Physiognomy was the system of attributing tendencies toward certain behaviors or desires based on anatomical features such as body configuration, facial features, color of eyes and hair, etc. While later manuals of physiognomy discussed features that were associated with f/f desire, Boehringer identifies no texts from prior to the 4th century CE that do so. Neither a propensity for f/f sex nor a “masculine” personality in a woman are included in earlier texts, although features that indicate an effeminate man are present. The earliest inclusion of f/f topics is in an anonymous 4th century CE text and is an addition to the base text it is drawn from which refers only to m/m desire. The male-related text discusses how certain anti-virile features are associated with a man who desires women, in contrast to the more exaggeratedly virile features of a man who “seeks men.” Following this, the 4th century author adds, “It is the same for women: the feminine type (species muliebris) bed down with women, but the virile type (virile speciem) are more likely to seek men.” Note that these correspondences are the opposite of the image of an effeminate man desiring men and a masculine woman desiring women. Rather, in both sexes, the gendered physiognomy “seeks its like” in a partner.

Medicine

Medical texts from Antiquity do not make any connection with atypical anatomy and same-sex desire in women. Indeed, up to the 5th century CD, this genre doesn’t cover sex between women at all. The earliest known medical text that mentions sex between women (Caelius Aurelianus) covers both male and female same-sex desire as a moral sickness rather than a medical condition (reflecting the dominance of Christian attitudes by that time). The passage is difficult due to corruption of the various manuscript versions that survive, but refers to tribades as practicing “the two forms of love” who “come together with women rather than with men” and who “pursue the women in question with a jealousy almost worthy of men”. Boehringer interprets “the two forms” as indicating alternating or symmetrical roles in sex (as contrasted with an active/passive distinction in roles). She notes that the passage deserves more analysis that she gives it, but that it falls outside the scope of her study.

Motifs

The final part of this section catalogs various motifs that recur across multiple genres discussing sex between women. A common theme is treating sex between women as something “new” or “never before seen/discussed”. Another is treating it as a paradox—as something inherently contradictory (as in “adultery without a man present”). A third theme is seeing f/f sex as something “prodigious” in the sense of surprising, mysterious, or “monstrous” (with the caveat that “monstrous” can also apply to miracles in this context). It is a spectacle causing surprise and fascination in the audience. A fourth theme is association with the supernatural or the practice of magic (though Boehringer offers only the example of Martial’s female couple engaging in sex alone at night under the moon, a context associated with magic). A fifth theme is association with gender ambiguity—of confusion or playing with images of gender-crossing or existing between gender categories. A sixth theme is that of love/desire that falls outside “natural” categories, associating f/f desire with inter-species love (as in Ovid). In general these discursive themes work to remove f/f sex from the realm of the “real” and into the realm of the fictional, the contradictory, and the purely hypothetical.

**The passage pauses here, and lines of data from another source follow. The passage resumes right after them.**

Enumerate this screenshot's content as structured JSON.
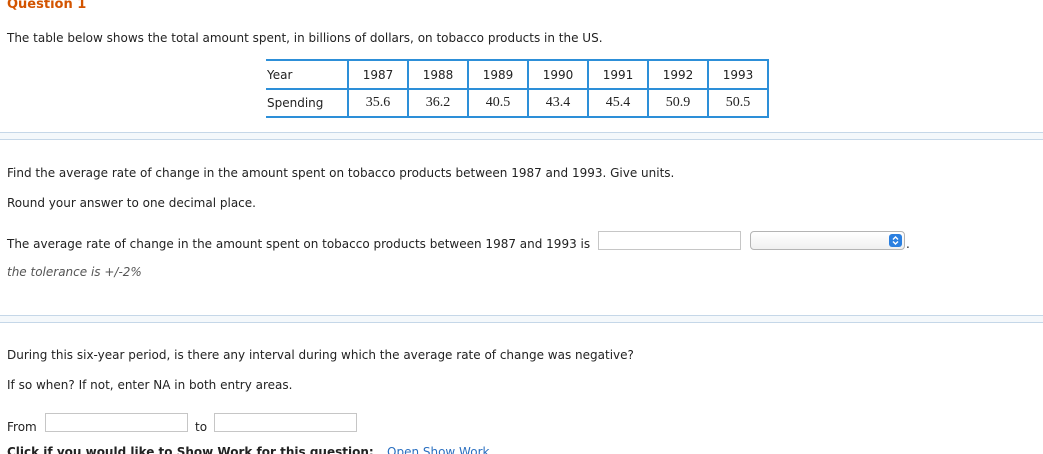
{
  "question": {
    "title": "Question 1",
    "intro": "The table below shows the total amount spent, in billions of dollars, on tobacco products in the US."
  },
  "table": {
    "row_labels": [
      "Year",
      "Spending"
    ],
    "years": [
      "1987",
      "1988",
      "1989",
      "1990",
      "1991",
      "1992",
      "1993"
    ],
    "spending": [
      "35.6",
      "36.2",
      "40.5",
      "43.4",
      "45.4",
      "50.9",
      "50.5"
    ]
  },
  "part1": {
    "prompt": "Find the average rate of change in the amount spent on tobacco products between 1987 and 1993. Give units.",
    "round_note": "Round your answer to one decimal place.",
    "answer_sentence": "The average rate of change in the amount spent on tobacco products between 1987 and 1993 is",
    "answer_value": "",
    "units_selected": "",
    "period_after": ".",
    "tolerance": "the tolerance is +/-2%"
  },
  "part2": {
    "prompt": "During this six-year period, is there any interval during which the average rate of change was negative?",
    "instruction": "If so when? If not, enter NA in both entry areas.",
    "from_label": "From",
    "from_value": "",
    "to_label": "to",
    "to_value": ""
  },
  "footer": {
    "show_work_text": "Click if you would like to Show Work for this question:",
    "show_work_link": "Open Show Work"
  },
  "colors": {
    "title": "#d35400",
    "table_border": "#2d8fd8",
    "select_arrow": "#2a7fe0",
    "link": "#2a6fc0"
  }
}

The chapter ends with a summary of topics that Classical Roman attitudes toward f/f sex do not include: a masculine appearance, an atypical genital physiology, the use of a dildo, a distinction into active and passive sex roles or maculine/feminine gender roles.  Overall, what defines “women who have sex with women” as a single identifiable category is, in part, that such relations fall entirely outside the system of socially defined categories relevant to sexual relations and the illegibility of f/f relations within those categories.